Sunday, May 17, 2009

Zero-Down Mortgage

Zero-Down Mortgage
By Larry Cox, Jr

The mortgage industry has seen quite the cataclysmic shift over the past 24 months. Programs have been eliminated and guidelines have been drastically tightened in an attempt to bring stability and accountability back into an industry that allowed its standards to be lowered and guidelines abused through a series of political and bureaucratic decisions that could fill a tome of its own. An entire category of zero down mortgage programs has been eliminated in the aftermath.

As recently as 2007 Fannie Mae and Freddie Mac, both government sponsored entities now in receivership, allowed for no money down mortgages to scores as low as 620 with full income documentation. One program however, allowed for the buyer to state and additional 25% of the gross earning as undocumented stated income. You can just imagine the abuse this lead to. FHA even had a version of zero down financing believe it or not. While the venerable old government agency with depression era roots never flat out allowed a zero down mortgage loan they did allow the contract sales price to be manipulated to achieve the same outcome.

Here’s how it worked, the seller was allowed to funnel the required 3% down payment through a disinterested (a loosely applied term) third party which acted as a charitable (another questionable descriptive) organization who would in turn provide the down payment to the buyer at closing. This is on top of raising the sales price by as much as 6% to cover the buyer’s closing costs. This translates to a nine-percent inflation in property values nationwide on many FHA financed properties. Needless to say the delinquency and foreclosure rate on these loans is higher than traditional FHA loans. Credit scores were not considered on FHA loans during this period of loose lending standards. Congress outlawed seller funded down payment assistance programs in October 2007.

Sub prime lenders took the madness to a whole new level. While scores were relatively important in the world of sub prime lending income documentation was less of a concern. Sub prime investors, with the backing of Wall Street firms such as Bear Stearns, Lehman Brothers, and Merrill Lynch to name a few, actually allowed borrowers with scores as low as 580 to merely “state” their monthly household earnings. Again, you can just imagine the abuse this led to. When you hear stories of migrant workers being foreclosed on in Arizona and California in $700,000 homes and wonder how they bought them in the first place, now you know.

The news from the housing front isn’t all gloomy for there is one ray of sunshine for cash strapped homebuyers in these darkest of days. There is still a source for a zero down mortgage and it is the USDA 100% home loan program commonly referred to as the RD or rural development program. Now before you say “here we go again” or “didn’t we learn our lessons” you must understand that this program has been in existence for many years and has a portfolio of loans that are performing much better than the national average.

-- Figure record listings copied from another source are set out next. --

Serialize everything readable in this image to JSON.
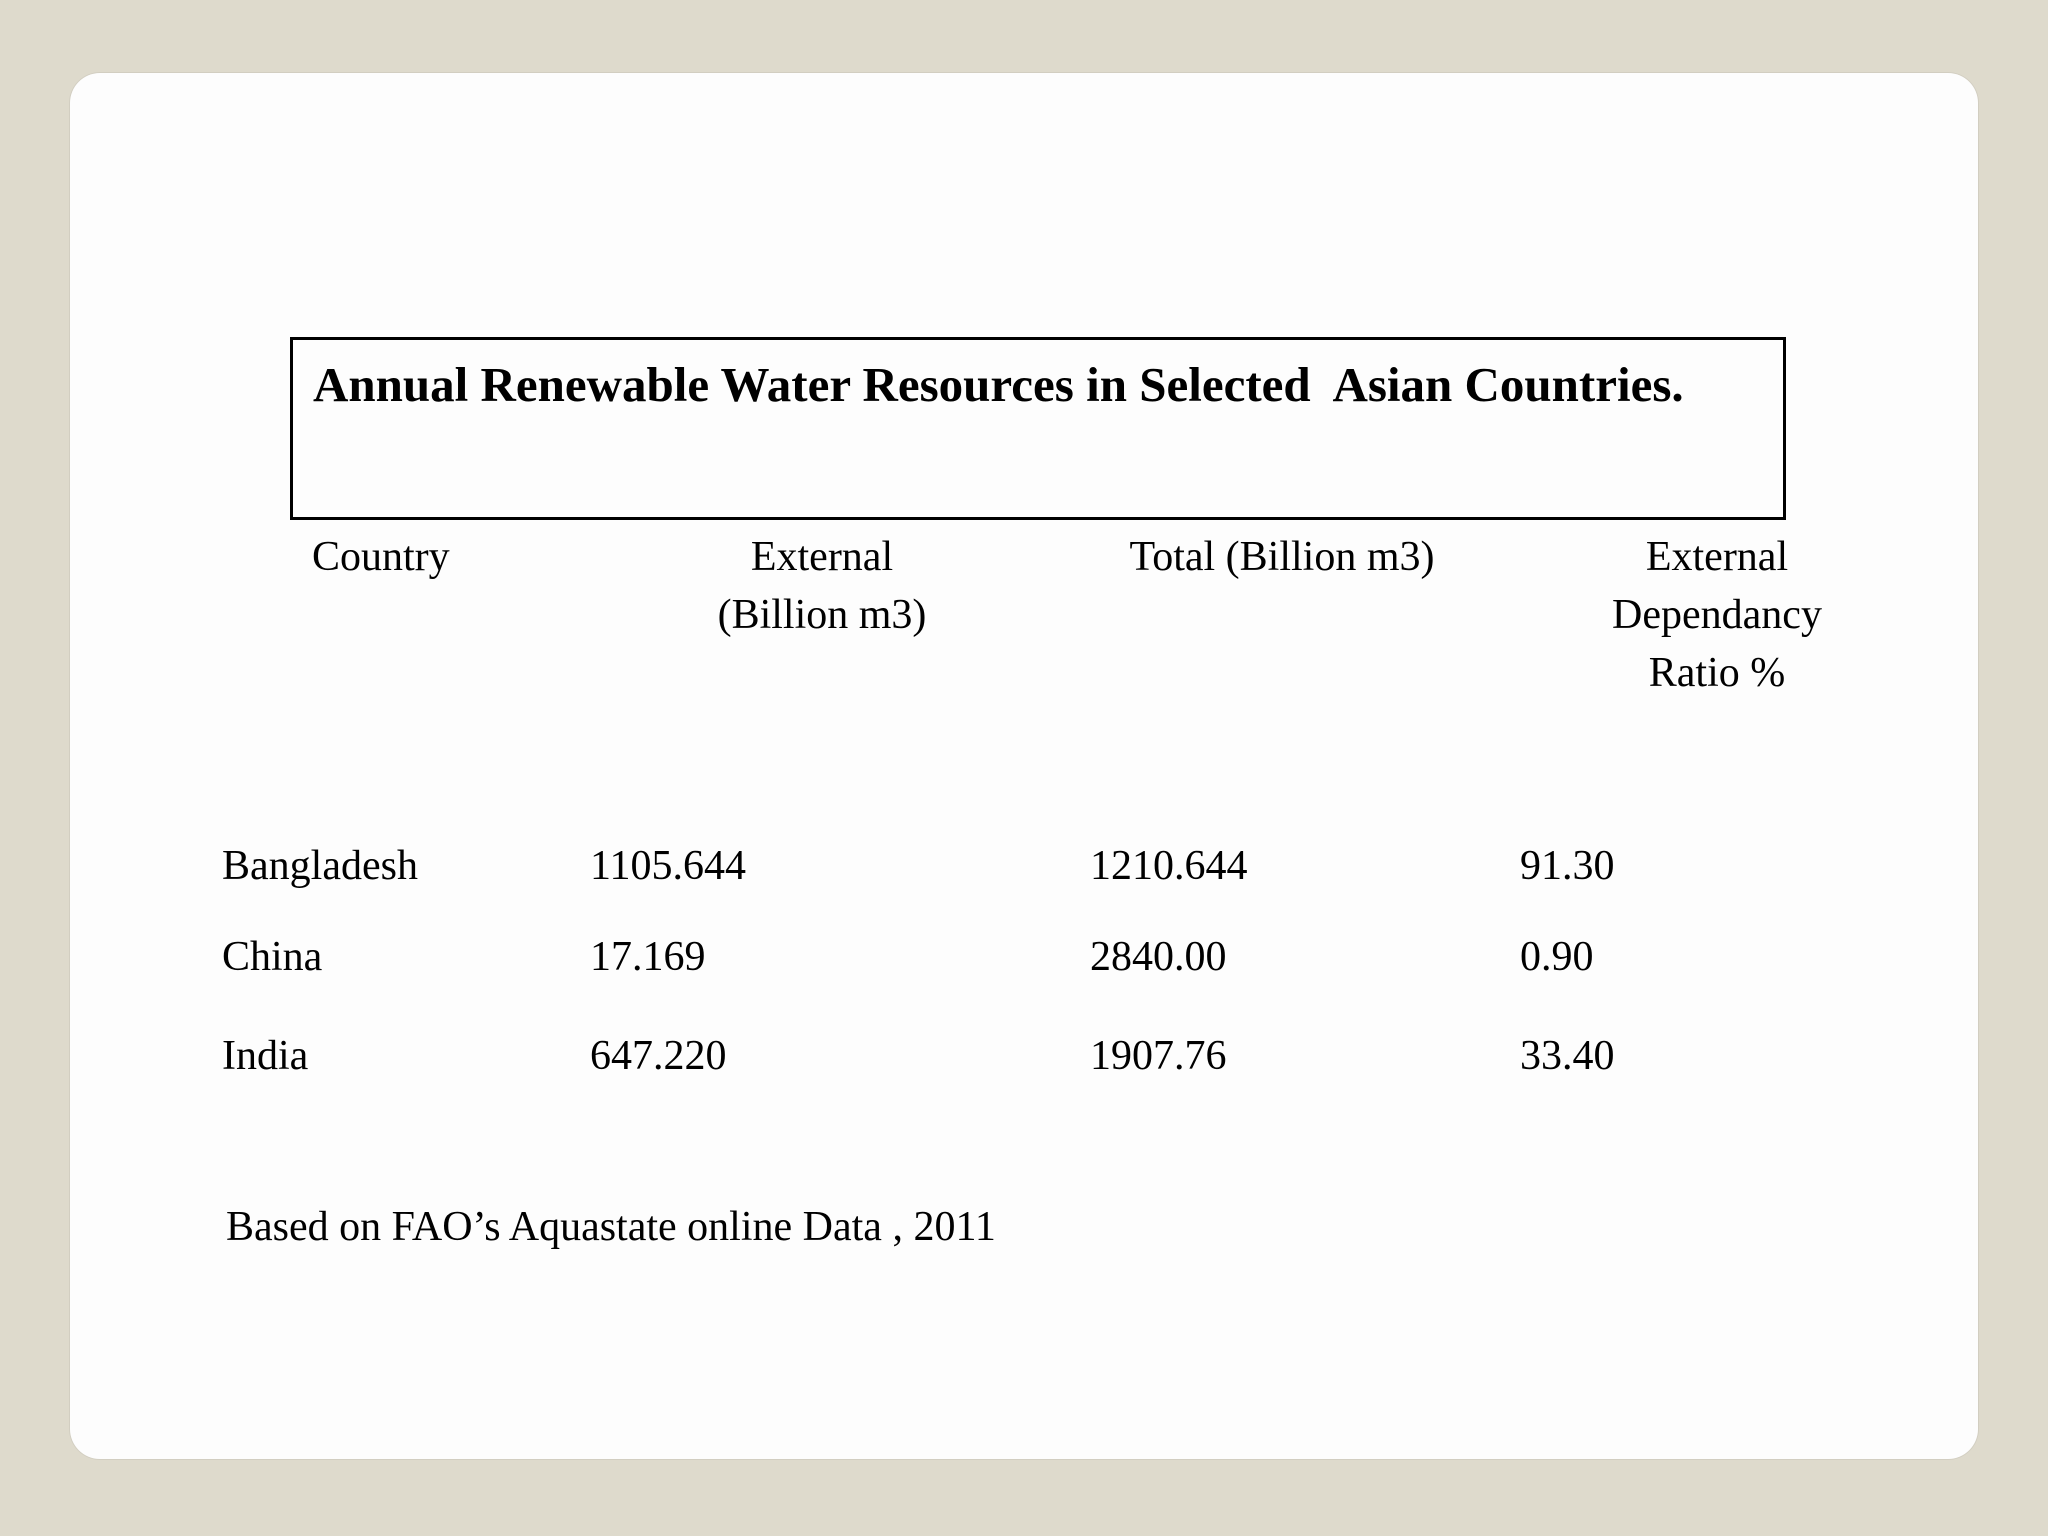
{
  "slide": {
    "title": "Annual Renewable Water Resources in Selected  Asian Countries.",
    "source_note": "Based on FAO’s Aquastate online Data , 2011"
  },
  "table": {
    "headers": {
      "country": "Country",
      "external": "External\n(Billion m3)",
      "total": "Total (Billion m3)",
      "ratio": "External\nDependancy\nRatio %"
    },
    "rows": [
      {
        "country": "Bangladesh",
        "external": "1105.644",
        "total": "1210.644",
        "ratio": "91.30"
      },
      {
        "country": "China",
        "external": "17.169",
        "total": "2840.00",
        "ratio": "0.90"
      },
      {
        "country": "India",
        "external": "647.220",
        "total": "1907.76",
        "ratio": "33.40"
      }
    ]
  },
  "chart_data": {
    "type": "table",
    "title": "Annual Renewable Water Resources in Selected Asian Countries.",
    "columns": [
      "Country",
      "External (Billion m3)",
      "Total (Billion m3)",
      "External Dependancy Ratio %"
    ],
    "rows": [
      [
        "Bangladesh",
        1105.644,
        1210.644,
        91.3
      ],
      [
        "China",
        17.169,
        2840.0,
        0.9
      ],
      [
        "India",
        647.22,
        1907.76,
        33.4
      ]
    ],
    "source": "Based on FAO’s Aquastate online Data , 2011"
  },
  "colors": {
    "background": "#DEDACC",
    "card": "#FDFDFD",
    "text": "#000000",
    "title_box_border": "#000000"
  }
}
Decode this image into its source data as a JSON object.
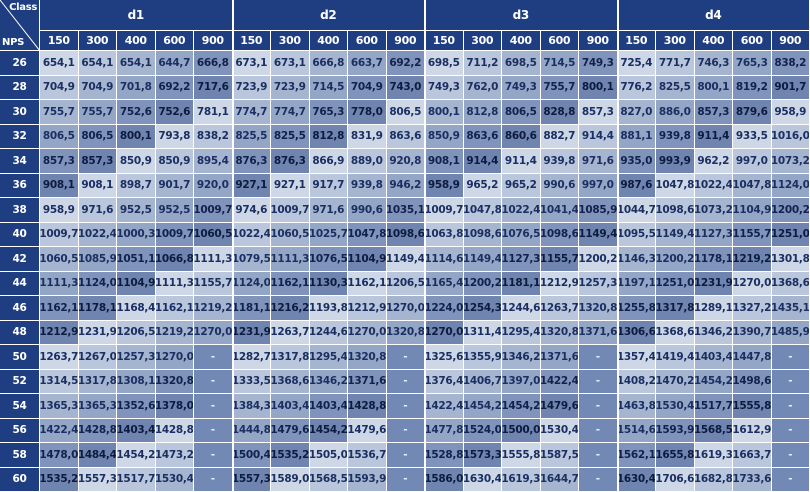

The reasons for the success of the program are easy to outline. The USDA zero down mortgage program has always required full income documentation with a verified two year work history. Partially stated income has never been acceptable on USDA loans. The current minim score requirement is 620. Historically the program has allowed for lower scores to receive approvals but there had to be quite a few offsetting compensating factors. Credit history is a crucial part of receiving a USDA approval with verifiable trade lines and/or canceled checks to back up repayment histories.

All USDA loans require a 2% guaranty fee that is financed over and above the purchase price. This fee is used to offset the need for private mortgage insurance (PMI) which is a big saving’s monthly. In April 2009 a long awaited improvement to an already great program finally took effect. That was the simplification and streamlining of the income limits imposed under the program. In a nutshell the changes mean more people qualify for the zero down mortgage loan and more properties, especially those of higher value, are now eligible.

The program is geographically restricted but there is an easy web site sponsored by the USDA to check the eligibility of a potential property. In middle Tennessee one company has even sponsored a web site, www.easybuytnhomes.com, featuring USDA eligible homes currently listed for sale. This site features additional information on the program as well. To speak with a USDA loan professional call 866-220-9646 for a free consultation.

There has never been a better time to purchase a new home. Rates are at historical lows and home values are at rock bottom. Thanks to a well managed government loan program there is a way for the homebuyer with a solid work history and positive credit history to take advantage of a great zero down mortgage.